Works well in: package maintenance, onboarding, teaching, agent planning
CLI counterparts
python -m tscfbench install-matrix
python -m tscfbench list-adapters
python -m tscfbench recommend-stack
python -m tscfbench list-model-ids
Notes
- This layer is especially useful when your audience is global and needs a clearer install story.
Sweep studies and comparison grids¶
Layer: multi-run orchestration
Entry points: SweepMatrixSpec, make_default_sweep_spec, run_sweep, render_sweep_markdown
Why this API exists
Researchers often compare several model/dataset combinations at once. The sweep layer exists so those comparisons are explicit, machine-readable, and robust to partial adapter failures.
When to use it
Use this layer when you are comparing multiple models, datasets, or backends in a single benchmark run.
What it returns
- Per-cell results with success/error status.
- Comparison tables and study-level summaries.

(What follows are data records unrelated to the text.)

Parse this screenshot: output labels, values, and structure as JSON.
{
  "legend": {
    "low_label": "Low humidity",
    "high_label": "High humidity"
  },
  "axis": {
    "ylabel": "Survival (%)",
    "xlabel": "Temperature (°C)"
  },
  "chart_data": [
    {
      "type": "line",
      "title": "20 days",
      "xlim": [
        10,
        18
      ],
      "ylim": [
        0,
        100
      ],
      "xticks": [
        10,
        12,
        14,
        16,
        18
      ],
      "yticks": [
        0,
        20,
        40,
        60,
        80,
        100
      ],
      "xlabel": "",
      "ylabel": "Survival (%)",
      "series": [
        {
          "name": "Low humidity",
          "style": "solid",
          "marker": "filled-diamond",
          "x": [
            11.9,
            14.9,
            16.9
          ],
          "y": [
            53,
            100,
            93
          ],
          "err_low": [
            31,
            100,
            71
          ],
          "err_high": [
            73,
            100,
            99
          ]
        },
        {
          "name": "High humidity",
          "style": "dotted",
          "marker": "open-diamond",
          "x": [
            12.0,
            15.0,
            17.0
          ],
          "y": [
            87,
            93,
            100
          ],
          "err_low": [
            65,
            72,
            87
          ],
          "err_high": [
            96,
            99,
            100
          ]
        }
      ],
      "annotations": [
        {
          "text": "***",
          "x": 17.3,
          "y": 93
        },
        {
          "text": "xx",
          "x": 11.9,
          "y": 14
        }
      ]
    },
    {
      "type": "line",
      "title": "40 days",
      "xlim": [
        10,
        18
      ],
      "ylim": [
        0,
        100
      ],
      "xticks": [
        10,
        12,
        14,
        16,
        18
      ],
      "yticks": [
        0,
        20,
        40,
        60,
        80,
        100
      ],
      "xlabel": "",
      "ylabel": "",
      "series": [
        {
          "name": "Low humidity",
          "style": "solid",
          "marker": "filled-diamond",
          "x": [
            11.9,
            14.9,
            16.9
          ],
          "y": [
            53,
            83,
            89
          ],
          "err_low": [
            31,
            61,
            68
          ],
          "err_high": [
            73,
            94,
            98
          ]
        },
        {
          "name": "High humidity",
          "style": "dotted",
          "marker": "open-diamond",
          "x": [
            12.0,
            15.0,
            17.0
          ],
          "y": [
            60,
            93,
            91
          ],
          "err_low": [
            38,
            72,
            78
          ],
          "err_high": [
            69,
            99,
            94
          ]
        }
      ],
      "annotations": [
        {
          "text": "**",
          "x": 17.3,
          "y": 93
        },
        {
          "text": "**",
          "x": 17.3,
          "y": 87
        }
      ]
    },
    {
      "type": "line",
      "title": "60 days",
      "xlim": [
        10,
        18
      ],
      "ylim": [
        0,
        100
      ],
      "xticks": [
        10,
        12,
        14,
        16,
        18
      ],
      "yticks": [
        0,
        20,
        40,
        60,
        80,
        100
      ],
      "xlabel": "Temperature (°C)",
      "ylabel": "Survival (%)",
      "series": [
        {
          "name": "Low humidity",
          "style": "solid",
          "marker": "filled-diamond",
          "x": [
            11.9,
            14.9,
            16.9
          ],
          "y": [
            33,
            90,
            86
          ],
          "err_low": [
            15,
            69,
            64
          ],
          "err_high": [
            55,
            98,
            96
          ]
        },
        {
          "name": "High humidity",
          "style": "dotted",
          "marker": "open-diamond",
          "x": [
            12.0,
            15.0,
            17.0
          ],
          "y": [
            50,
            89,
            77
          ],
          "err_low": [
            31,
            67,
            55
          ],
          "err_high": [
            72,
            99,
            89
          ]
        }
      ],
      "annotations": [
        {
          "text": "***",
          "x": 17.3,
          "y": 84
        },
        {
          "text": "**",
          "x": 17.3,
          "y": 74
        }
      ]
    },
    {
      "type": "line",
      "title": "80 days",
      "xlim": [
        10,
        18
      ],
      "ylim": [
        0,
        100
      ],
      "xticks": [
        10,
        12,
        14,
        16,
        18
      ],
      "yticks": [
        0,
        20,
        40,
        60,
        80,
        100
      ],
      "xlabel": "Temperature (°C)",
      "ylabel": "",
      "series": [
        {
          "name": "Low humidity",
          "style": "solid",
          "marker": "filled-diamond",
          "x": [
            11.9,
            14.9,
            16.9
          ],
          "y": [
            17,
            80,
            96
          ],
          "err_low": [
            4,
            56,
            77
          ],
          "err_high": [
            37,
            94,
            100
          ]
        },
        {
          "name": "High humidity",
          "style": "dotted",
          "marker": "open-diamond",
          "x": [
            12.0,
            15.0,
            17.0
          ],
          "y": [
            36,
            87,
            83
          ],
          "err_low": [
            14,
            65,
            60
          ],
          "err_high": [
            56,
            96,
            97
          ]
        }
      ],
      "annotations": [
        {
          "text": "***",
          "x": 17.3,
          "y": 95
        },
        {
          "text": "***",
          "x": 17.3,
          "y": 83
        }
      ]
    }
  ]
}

Works well in: benchmarking, CI, method comparison, release validation
CLI counterparts
python -m tscfbench make-sweep-spec
python -m tscfbench run-sweep
python -m tscfbench render-sweep-report
Notes
- External-package failures are recorded as cell-level errors rather than crashing the full sweep by default.
Agent-native workflow layer¶
Layer: automation
Entry points: AgentResearchTaskSpec, build_panel_agent_bundle, build_context_plan, export_openai_function_tools, TSCFBenchMCPServer
Why this API exists
Agent workflows need smaller, more structured artifacts than notebook-centric research code. This layer exists to turn benchmark runs into token-bounded specs, manifests, digests, and tool surfaces.
When to use it
Use this layer when a coding agent or tool-calling runtime participates in your research workflow.
What it returns
- Compact JSON specs and bundles.
- Repo maps, context plans, and manifest-based artifact access.
- Function-tool and MCP surfaces so the package can explain itself to agents.
Works well in: Cursor/Codex/ChatGPT, tool-calling backends, CI automation, multi-step research assistants
CLI counterparts
python -m tscfbench make-agent-spec
python -m tscfbench build-agent-bundle
python -m tscfbench plan-context
python -m tscfbench export-openai-tools
python -m tscfbench mcp-server
Notes
- This layer matters when you want lower token usage, smaller context windows, and resumable research tasks.
Reports, teaching surfaces, and project communication¶
Layer: dissemination
Entry points: render_panel_markdown, render_sweep_markdown, render_canonical_markdown
Why this API exists
A benchmark package spreads only if the outputs are understandable outside the codebase. This layer exists so results can become readable artifacts for papers, tutorials, internal memos, and classrooms.
When to use it
Use this layer whenever you need a human-readable output rather than raw Python objects.
What it returns
- Markdown reports that summarize configuration, metrics, and comparison tables.
- A cleaner handoff from computation to writing or teaching.
Works well in: paper writing, teaching, project website, release notes
CLI counterparts
python -m tscfbench render-panel-report
python -m tscfbench render-sweep-report
python -m tscfbench render-canonical-report
Notes
- These renderers are intentionally simple so they are easy to diff and easy to post-process.